In 1939, the invading Nazi forces confiscated the Palace along with all other Lobkowicz family properties. The Palace was returned in 1945, only to be seized again after the Communist takeover in 1948. For the next forty years, the Palace was used for a variety of purposes, including State offices and as a museum of Czech history.
After the Velvet Revolution of 1989 and the subsequent fall of the Communist government, the Lobkowicz family once again became owners of the palace in 2002.
On April 2, 2007, after more than four years of planning, restoration and refurbishment, the Palace was opened to the public for the first time as the Lobkowicz Palace Museum, home to part of The Lobkowicz Collections.
Lobkowicz Palace today
Nowadays the palace holds one of the finest private art collections in Europe, including paintings by Canaletto, Breughel, original scores with notes by Mozart and Beethoven among other artefacts.
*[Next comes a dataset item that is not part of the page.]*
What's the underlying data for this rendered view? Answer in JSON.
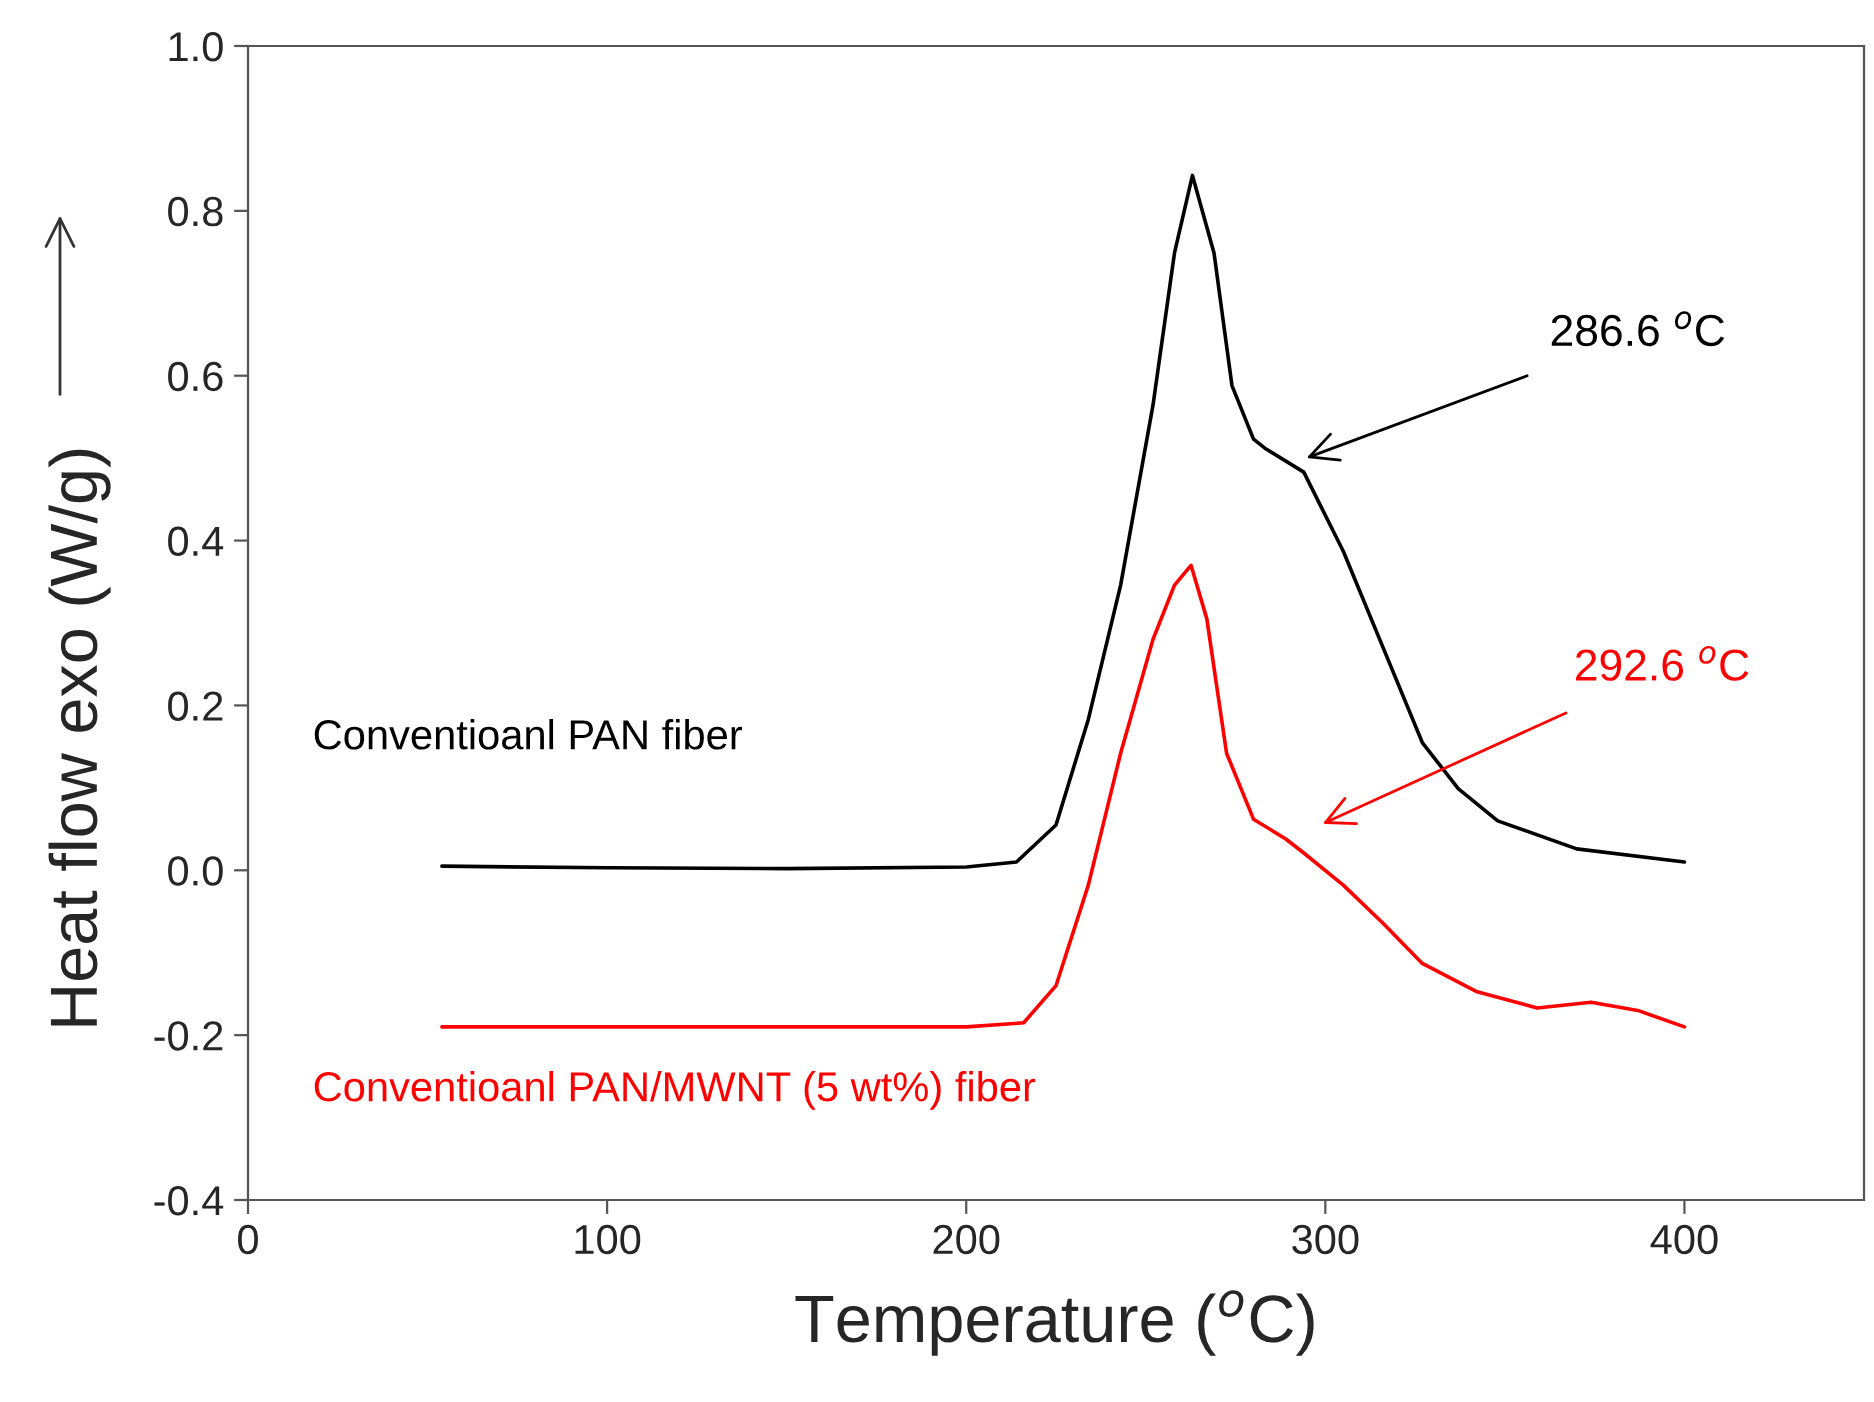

Beyond the museum element, the architecture and history of Lobkowicz Palace and the history of the Lobkowicz family are fascinating in themselves.
The palace also has an excellent cafe and hosts frequent classical music concerts.
Getting to Lobkowicz Palace
The palace is located at the eastern end of the Prague Castle complex at the entrance by the Old Castle Steps.
The nearest metro and tram stop is Malostranská. From Malostranská tram stop walk up the narrow staircase to the Prague castle through the back entrance, the first 2 doors on the left. The nearest parking is Malostranské Square, in front of St. Nicholas Church.